Os novos pontos de ônibus e os relógios recém-instalados na avenida Paulista parecem destinados, sobretudo, a driblar a Lei da Cidade Limpa.

Trazem pouca contribuição, de fato, às pessoas. Aos cidadãos.

Eles não têm nenhuma funcionalidade preocupada em acolher o usuário. Indicam que quem o fez nunca passou as dificuldades de um cidadão comum, esperando um ônibus.

Até o final deste ano serão instalados 1.400 novos abrigos.

São de vidro, formam um visual "bonitinho", mas não funcionam. São gelados no frio e quentes no calor. Aumentam a sensação térmica desagradável, seja qual for o momento. Não têm proteção lateral nem frontal. Chove de lado, chove de frente.

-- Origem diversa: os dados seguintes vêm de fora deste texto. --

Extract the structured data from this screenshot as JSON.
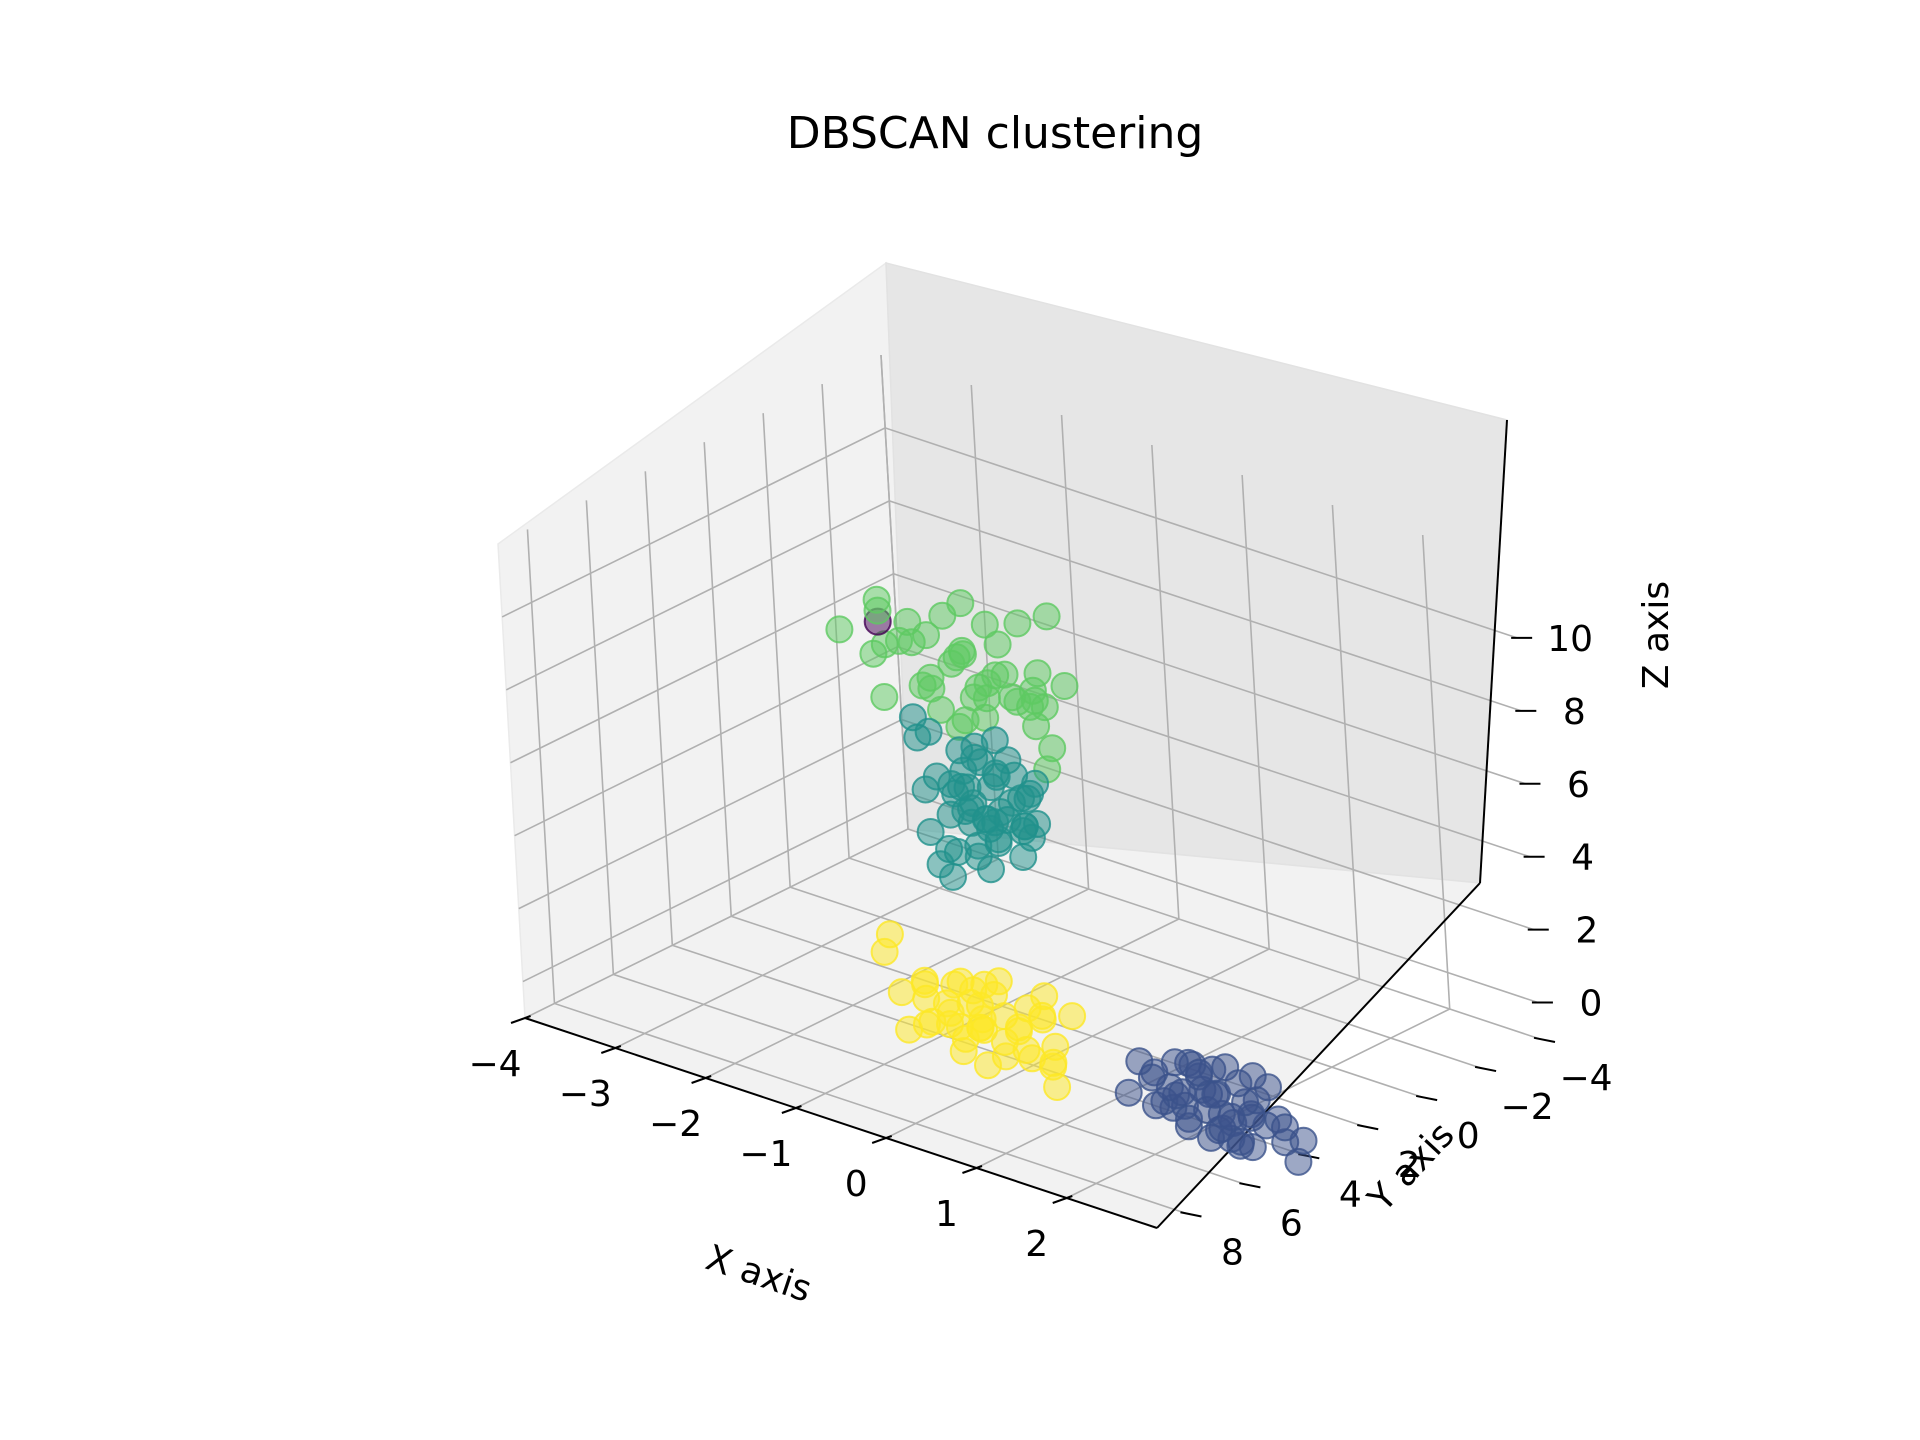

Alguns tantos, porém, ostentam ao seu lado, bem fornidas peças que são uma espécie de minioutdoor. Bom para quem anuncia. Ruim para a cidade que fez da Cidade Limpa um marco de mudança.

Os relógios, que arriscam uma curva na linha Niemayer, não têm utilidade. Servem para anúncios. Não há hoje alguém sem celular. Ele exibe permanentemente o horário e, se você quiser, informa a temperatura reinante.

O que agregam, então, os relógios, senão a publicidade antes proibida?

O que se observa é que nenhum desses novos equipamentos pensou nas pessoas. O centro da preocupação de todos os discursos políticos, na praça, se iguala, compartilhando o mote: cuidar das pessoas. Na verdade, não se cuida.

O Google Glass é um acessório em forma de óculos que permite você ter acesso a uma série de informações enquanto (se) anda ou faz outras coisas. Ninguém mais se contenta em ter você fazendo uma coisa só.

Exaltou-se que a grande sacada conceitual é a mídia ereta. SEM INCLINAÇÃO.

Segundo especialistas, existe hoje a mídia inclinada, como a TV. Você senta, inclina-se para trás e vê TV. Existe a mídia inclinada para frente. Você senta e olha o seu computador, laptop ou celular. (São inventivos)

Com o Google Glass e seus já novos concorrentes, você acessa tudo sem se inclinar. E é instado a fazer duas coisas ao mesmo tempo. Olha uma enquanto faz outra.

Não bastasse ser hoje quase impossível conversar com alguém sem que seu interlocutor fique o tempo olhando para o celular e conferindo ou enviando mensagens enquanto (finge que) o escuta, agora você vai falar com alguém que estará vendo, por intermédio de um óculos, outra coisa.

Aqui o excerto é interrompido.